Katayama, I, Yokozeki, H, Nishioka, K. “Oral minocycline improved keratosis follicularis squamosa (Dohi) and reticulated disorders: Bacterial factors are possibly involved in aberrant keratinization”. J Dermatol. vol. 21. 1994. pp. 604-8. (This article discusses the possible bacterial pathophysiology of CARP.)

Henning, JP, de Wit, RF. “Familial occurrence of confluent and reticulated papillomatosis”. Arch Dermatol. vol. 117. 1981. pp. 809-10. (A case of familial CARP.)

Kägi, MK, Trüeb, R, Wüthrich, B, Burg, G. “Confluent and reticulated papillomatosis associated with atopy. Successful treatment with topical urea and tretinoin”. Br J Dermatol. vol. 134. 1996. pp. 381-2. (This article discusses alternate therapies for CARP.)

Kurkcuoglu, N, Celebi, CR. “Confluent and reticulated papillomatosis: response to topical calcipotriol”. Dermatology. vol. 191. 1995. pp. 341-2. (Calcipotriol for CARP.)

Hirokawa, M, Matsumoto, M, Iizuka, H. “Confluent and reticulated papillomatosis: a case with concurrent acanthosis nigricans associated with obesity and insulin resistance”. Dermatology. vol. 188. 1994. pp. 148-51. (This article discusses the possible link between insulin resistance and CARP.)

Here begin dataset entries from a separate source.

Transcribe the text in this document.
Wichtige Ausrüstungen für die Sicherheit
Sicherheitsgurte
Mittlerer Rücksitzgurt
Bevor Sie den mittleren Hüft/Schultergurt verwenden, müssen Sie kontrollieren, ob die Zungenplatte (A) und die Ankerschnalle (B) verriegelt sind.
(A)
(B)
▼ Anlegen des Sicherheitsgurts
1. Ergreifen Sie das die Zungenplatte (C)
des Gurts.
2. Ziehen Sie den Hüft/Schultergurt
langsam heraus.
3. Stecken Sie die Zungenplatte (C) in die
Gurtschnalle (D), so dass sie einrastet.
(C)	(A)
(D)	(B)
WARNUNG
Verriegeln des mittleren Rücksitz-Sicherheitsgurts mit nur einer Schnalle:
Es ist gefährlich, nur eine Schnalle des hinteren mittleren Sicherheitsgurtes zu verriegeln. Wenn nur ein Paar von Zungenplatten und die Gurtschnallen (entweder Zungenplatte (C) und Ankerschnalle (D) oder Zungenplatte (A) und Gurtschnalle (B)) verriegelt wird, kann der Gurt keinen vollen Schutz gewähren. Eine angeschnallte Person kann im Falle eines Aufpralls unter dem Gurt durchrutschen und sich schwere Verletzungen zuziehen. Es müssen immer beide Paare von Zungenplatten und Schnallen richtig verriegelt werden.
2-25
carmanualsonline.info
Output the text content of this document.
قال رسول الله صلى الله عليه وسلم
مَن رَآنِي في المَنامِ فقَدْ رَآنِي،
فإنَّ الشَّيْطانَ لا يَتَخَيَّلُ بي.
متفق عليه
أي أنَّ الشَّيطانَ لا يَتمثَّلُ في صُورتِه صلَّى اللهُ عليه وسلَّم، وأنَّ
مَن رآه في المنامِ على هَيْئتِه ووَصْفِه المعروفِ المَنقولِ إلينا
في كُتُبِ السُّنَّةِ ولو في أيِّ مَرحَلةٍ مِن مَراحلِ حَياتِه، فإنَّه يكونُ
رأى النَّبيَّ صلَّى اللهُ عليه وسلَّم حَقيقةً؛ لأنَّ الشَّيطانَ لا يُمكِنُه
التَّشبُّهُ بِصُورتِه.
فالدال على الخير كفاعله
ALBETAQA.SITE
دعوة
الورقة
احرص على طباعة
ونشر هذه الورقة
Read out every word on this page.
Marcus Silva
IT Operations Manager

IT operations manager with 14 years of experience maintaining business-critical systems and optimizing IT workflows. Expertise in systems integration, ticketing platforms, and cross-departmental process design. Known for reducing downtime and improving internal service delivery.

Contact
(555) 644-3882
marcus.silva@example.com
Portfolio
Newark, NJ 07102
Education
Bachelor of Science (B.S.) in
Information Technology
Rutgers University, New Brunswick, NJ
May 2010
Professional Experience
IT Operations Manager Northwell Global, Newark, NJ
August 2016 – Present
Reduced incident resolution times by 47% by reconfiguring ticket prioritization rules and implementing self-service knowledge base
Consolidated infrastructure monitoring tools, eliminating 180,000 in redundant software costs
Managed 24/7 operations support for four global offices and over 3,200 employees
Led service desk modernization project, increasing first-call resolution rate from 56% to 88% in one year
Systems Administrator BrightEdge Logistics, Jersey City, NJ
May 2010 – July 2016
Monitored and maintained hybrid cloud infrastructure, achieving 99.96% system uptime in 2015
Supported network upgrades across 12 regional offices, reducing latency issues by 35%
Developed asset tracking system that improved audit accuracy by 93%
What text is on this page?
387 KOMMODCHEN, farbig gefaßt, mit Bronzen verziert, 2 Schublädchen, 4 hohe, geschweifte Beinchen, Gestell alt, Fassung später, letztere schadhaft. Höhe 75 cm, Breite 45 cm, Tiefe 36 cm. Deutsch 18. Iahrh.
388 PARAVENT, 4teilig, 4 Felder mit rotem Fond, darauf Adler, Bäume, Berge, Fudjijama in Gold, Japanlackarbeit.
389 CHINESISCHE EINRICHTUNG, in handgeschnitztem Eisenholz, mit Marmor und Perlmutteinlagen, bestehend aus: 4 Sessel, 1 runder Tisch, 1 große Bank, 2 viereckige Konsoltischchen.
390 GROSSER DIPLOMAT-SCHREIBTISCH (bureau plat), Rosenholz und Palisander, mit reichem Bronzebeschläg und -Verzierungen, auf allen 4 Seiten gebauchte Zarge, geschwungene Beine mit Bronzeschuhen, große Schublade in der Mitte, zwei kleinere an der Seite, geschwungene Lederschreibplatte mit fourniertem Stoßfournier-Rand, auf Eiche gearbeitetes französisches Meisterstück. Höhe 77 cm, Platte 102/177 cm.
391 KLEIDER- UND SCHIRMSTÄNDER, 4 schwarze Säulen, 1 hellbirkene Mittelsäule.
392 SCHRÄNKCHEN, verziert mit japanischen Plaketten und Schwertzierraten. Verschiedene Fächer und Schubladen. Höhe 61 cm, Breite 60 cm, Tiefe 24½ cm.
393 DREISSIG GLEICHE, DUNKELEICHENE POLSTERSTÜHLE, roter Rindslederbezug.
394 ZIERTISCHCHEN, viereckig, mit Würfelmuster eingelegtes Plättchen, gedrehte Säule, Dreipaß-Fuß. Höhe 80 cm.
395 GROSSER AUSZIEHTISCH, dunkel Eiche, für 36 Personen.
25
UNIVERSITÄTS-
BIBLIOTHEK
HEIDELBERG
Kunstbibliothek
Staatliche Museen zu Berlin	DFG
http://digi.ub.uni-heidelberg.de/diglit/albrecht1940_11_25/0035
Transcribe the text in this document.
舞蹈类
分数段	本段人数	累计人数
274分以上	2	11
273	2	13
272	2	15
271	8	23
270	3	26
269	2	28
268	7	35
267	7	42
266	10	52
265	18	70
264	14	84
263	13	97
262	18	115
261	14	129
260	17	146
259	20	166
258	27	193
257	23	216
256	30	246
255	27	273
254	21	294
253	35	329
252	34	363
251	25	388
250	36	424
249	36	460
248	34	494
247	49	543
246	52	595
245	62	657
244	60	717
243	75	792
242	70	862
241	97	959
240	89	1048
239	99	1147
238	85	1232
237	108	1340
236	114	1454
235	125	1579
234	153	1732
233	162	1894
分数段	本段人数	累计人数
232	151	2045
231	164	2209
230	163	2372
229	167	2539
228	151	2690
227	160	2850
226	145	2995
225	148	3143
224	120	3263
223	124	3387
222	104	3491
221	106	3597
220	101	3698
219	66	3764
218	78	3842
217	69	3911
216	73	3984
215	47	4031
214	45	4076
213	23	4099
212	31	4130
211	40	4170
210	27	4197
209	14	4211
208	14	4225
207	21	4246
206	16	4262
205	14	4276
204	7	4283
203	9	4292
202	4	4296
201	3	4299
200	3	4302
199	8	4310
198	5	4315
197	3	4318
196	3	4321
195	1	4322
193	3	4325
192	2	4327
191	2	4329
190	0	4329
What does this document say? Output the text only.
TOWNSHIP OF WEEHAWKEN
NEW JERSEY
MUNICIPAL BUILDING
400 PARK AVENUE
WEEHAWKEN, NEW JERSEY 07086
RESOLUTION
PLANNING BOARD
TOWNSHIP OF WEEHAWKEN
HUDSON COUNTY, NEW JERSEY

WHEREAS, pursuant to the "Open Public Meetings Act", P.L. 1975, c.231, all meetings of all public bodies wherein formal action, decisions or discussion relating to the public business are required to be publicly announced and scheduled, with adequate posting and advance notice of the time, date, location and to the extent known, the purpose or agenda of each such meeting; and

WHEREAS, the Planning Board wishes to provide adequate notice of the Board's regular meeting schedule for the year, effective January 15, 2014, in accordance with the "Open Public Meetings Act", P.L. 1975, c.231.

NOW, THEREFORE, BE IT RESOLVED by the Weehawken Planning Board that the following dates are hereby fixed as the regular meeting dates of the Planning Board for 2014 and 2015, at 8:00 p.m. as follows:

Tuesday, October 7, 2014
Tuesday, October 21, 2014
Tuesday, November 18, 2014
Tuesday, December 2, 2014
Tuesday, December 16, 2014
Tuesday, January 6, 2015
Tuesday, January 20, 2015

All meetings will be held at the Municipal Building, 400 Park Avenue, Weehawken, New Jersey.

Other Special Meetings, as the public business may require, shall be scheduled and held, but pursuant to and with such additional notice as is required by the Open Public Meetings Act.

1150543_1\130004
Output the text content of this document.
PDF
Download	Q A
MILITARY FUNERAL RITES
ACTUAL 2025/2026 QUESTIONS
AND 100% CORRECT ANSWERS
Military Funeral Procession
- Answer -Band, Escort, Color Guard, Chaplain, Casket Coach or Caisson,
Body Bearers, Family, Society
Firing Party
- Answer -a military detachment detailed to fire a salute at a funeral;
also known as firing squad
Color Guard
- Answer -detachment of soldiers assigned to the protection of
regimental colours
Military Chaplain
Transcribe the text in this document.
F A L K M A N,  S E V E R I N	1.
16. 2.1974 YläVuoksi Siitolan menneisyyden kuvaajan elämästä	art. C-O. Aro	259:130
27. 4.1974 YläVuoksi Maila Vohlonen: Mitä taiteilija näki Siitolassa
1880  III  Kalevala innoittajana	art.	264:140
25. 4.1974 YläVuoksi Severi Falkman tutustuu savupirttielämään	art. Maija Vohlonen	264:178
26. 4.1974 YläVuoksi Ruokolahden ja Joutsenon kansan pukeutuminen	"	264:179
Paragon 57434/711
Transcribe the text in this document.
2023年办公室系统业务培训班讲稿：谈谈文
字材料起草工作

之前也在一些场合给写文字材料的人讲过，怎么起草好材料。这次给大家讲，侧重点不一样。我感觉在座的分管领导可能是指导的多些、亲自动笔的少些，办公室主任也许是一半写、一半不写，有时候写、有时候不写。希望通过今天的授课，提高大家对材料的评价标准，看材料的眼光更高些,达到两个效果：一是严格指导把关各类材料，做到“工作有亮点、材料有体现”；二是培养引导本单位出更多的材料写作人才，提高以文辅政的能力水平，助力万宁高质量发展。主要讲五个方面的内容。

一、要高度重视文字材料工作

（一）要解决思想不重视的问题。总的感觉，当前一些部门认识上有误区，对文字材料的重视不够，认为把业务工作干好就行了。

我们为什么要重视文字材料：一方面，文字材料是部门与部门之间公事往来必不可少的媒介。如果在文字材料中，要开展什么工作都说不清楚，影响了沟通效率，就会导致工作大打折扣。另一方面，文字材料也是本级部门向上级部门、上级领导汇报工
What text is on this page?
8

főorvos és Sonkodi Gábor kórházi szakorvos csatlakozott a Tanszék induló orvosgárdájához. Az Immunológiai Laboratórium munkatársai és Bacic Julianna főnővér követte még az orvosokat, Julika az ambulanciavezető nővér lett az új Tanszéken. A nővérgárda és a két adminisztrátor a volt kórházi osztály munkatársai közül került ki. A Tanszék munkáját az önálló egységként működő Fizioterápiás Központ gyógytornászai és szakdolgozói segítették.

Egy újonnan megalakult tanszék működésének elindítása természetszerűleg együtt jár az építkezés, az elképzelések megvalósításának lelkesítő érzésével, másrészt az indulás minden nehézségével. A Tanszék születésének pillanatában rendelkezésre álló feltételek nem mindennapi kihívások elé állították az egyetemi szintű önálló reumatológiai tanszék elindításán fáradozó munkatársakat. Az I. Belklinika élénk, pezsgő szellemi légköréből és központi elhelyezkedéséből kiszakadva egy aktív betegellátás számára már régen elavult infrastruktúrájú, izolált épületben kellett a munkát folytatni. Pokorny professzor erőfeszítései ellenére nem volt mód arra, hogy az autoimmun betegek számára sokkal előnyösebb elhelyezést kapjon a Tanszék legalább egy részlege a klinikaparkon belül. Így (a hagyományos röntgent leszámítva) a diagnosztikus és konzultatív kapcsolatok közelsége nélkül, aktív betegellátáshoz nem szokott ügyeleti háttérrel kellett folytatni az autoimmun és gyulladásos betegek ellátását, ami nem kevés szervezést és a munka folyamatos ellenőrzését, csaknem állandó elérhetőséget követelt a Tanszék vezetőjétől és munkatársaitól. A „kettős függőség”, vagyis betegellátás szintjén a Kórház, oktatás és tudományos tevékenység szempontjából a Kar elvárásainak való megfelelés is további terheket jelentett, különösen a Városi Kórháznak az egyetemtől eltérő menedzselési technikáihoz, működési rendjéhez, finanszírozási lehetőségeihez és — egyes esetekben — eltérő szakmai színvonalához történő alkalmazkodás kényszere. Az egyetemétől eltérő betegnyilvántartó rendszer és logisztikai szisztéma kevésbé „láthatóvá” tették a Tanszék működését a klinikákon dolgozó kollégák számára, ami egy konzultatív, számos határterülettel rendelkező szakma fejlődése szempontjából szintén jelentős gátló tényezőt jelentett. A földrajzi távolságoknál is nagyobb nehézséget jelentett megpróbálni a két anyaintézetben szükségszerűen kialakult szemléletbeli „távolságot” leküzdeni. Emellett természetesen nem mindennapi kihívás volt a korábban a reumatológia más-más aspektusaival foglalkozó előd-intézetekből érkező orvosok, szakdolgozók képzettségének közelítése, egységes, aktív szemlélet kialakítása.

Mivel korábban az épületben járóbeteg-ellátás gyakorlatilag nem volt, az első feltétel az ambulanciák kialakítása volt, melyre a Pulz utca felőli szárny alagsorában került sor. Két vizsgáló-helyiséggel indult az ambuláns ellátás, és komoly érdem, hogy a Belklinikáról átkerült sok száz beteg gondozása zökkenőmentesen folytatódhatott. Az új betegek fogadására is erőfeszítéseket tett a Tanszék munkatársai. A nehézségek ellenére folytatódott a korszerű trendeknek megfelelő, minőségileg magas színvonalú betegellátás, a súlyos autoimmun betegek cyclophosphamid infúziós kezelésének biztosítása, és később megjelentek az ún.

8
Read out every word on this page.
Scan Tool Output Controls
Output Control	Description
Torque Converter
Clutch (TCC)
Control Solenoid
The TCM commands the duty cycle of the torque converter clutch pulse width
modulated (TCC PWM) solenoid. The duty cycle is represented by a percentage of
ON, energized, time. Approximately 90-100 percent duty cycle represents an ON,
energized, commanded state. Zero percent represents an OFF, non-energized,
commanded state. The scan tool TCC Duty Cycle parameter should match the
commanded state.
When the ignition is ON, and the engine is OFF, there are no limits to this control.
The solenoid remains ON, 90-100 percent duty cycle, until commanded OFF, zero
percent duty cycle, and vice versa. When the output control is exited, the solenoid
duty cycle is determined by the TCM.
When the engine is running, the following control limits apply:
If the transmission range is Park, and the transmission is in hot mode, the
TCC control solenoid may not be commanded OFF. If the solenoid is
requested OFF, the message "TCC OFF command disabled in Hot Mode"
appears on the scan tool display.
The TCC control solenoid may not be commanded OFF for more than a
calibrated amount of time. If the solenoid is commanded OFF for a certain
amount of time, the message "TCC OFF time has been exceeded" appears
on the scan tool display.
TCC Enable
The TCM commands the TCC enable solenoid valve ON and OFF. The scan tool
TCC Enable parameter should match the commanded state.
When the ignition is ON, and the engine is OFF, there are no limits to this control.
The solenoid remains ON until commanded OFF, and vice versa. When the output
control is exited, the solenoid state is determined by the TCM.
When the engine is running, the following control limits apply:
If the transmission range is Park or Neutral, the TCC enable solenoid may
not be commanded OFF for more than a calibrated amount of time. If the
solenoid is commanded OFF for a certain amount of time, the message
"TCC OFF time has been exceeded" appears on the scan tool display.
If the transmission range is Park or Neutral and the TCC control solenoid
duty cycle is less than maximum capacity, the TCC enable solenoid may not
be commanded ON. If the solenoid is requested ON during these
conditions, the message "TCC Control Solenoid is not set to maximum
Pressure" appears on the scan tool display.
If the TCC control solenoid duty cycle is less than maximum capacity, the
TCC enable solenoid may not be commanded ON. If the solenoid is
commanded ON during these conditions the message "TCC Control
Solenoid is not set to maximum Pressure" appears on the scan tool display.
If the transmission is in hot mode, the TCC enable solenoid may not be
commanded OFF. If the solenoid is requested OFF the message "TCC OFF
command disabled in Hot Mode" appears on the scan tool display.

Stein, JA, Shin, HT, Chang, MW. “Confluent and reticulated papillomatosis associated with tinea versicolor in three siblings”. Pediatr Dermatol Jul-Aug. vol. 22. 2005. pp. 331-3. (This article indicates that tinea versicolor may co-exist in patients with CARP.)

Lee, SH, Choi, EH, Lee, WS, Kang, WH, Bang, DS. “Confluent and reticulated papillomatosis: a clinical, histopathological, and electron microscopic study”. J Dermatol. vol. 18. 1991. pp. 725-30. (This article delves into pathophysiology by detailing the microscopy of the disease.)